District Attorney Ashley Rich said he is a serious danger to society, and she will do whatever it takes to make sure he stays locked up.

Bentley confessed he killed a man "just to see what it was like, the thrill.”

Bentley and David Kabat kidnapped 24-year-old Jamie Tolbert from a bar in Biloxi.

His body was later found in a wooded area near Grand Bay. Tolbert had been beaten and strangled.

Now the Alabama Department of Mental Health is claiming he's cured and should be released.

"I am very shocked. It is very disturbing that they would ask for him to be released. He's only been in there since 2005,” Rich said.

The department claims “he is showing no signs or symptoms of mental illness and has no mental disorder for which any appropriate treatment is available."

Rich said her office is ready to fight the request in court.

"When they file the paperwork, the evidence will show that the defendant was actually in solitary confinement at the time that they filed the paperwork for misbehaving while at Taylor Hardin. So, we're strenuously opposing any release of Jeremy Bentley from Taylor Hardin,” Rich said.

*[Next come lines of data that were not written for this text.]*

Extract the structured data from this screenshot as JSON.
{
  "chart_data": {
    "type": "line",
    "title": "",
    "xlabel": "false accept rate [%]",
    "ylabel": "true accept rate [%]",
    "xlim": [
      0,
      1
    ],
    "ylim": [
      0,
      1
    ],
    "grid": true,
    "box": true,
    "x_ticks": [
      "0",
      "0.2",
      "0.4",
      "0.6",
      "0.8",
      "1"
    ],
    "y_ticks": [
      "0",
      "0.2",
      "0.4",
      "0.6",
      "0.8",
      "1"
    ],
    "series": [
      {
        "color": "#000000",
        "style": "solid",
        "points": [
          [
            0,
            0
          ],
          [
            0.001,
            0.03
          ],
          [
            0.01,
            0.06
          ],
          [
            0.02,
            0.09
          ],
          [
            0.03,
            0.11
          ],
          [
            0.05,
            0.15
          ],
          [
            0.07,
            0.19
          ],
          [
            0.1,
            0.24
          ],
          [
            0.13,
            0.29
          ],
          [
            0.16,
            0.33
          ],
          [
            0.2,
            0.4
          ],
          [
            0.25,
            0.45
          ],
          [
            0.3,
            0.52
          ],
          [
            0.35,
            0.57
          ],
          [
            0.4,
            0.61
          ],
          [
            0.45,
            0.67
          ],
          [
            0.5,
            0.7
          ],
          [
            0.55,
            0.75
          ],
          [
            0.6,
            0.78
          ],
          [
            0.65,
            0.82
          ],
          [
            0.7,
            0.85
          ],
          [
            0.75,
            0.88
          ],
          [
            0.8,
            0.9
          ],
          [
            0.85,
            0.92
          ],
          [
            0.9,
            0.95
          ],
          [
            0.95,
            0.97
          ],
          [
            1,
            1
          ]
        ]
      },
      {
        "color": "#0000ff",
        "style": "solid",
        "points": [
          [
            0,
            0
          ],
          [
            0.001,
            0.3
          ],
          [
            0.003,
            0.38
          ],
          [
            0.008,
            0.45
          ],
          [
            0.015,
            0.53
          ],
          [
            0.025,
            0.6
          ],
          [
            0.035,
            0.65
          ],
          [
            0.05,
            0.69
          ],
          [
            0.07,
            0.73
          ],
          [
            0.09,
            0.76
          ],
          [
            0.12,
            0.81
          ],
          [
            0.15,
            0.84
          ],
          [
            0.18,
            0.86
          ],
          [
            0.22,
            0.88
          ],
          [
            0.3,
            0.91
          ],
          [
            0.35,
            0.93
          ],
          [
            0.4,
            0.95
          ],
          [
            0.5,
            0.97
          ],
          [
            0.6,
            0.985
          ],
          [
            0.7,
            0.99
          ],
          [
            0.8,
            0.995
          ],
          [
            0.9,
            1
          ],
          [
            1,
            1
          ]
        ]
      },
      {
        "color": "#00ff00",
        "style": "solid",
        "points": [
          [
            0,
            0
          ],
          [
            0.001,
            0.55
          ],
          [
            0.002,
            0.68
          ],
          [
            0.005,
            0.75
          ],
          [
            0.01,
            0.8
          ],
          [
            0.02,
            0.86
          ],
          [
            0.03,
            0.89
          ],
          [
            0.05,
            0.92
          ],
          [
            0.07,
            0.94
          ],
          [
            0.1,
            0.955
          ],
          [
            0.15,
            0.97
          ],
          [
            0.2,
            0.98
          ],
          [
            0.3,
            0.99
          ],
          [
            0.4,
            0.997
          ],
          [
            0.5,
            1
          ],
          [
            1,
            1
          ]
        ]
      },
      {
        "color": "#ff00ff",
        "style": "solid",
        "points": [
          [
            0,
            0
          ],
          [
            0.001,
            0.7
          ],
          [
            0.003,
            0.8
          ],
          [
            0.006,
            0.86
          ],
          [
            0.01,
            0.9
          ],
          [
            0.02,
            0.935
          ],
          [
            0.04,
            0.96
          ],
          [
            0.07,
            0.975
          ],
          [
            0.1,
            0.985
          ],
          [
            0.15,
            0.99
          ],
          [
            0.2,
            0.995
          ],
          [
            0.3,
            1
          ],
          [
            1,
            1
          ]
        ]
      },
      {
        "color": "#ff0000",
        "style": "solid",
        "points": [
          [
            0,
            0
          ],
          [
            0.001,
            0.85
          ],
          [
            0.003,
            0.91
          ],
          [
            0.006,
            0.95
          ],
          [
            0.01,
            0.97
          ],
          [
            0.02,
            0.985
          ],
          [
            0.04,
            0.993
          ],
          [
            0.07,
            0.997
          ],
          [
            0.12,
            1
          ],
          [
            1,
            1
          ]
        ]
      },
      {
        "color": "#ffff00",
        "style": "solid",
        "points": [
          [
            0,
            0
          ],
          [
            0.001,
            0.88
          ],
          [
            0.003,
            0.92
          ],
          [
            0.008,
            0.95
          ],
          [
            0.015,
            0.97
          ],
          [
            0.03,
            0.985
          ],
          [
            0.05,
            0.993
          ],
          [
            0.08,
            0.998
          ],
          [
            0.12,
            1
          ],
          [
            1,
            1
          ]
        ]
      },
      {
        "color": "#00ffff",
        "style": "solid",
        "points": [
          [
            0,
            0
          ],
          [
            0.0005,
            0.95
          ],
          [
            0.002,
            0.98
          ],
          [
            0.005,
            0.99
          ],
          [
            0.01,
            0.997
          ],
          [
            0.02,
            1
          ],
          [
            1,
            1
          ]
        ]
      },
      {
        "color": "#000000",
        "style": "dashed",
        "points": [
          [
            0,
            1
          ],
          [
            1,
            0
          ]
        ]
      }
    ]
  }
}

In a sworn affidavit from Bentley’s current physician, he said Bentley shows no sign of a mental disorder and "he has admitted on multiple occasions that he has feigned mental illness in the past, that he has made threats as a manipulative tactic to 'get what he wants' or in order to avoid what '(he) does not want.'"

Rich said she disagrees.

"We have no evidence that he has ever been faking a mental disease or disorder in fact my experts are going to talk about the fact that he suffers from psychosis and that he has delusional identity disorder which can also be characterized as multiple personalities,” Rich said.

Both sides will be heard in Judge Youngpeter’s court room. If it's decided that Bentley will be released Rich said she has the power to re-try him.

"If for some reason the judge lets him out tomorrow and says that he is no longer suffering from mental disease or defect, he cannot claim not guilty by reason of mental disease or defect for capitol murder,” Rich said.

The experts that testified that Bentley was mentally incompetent in the original trial are now working with Rich.

They will give their testimony Thursday in court.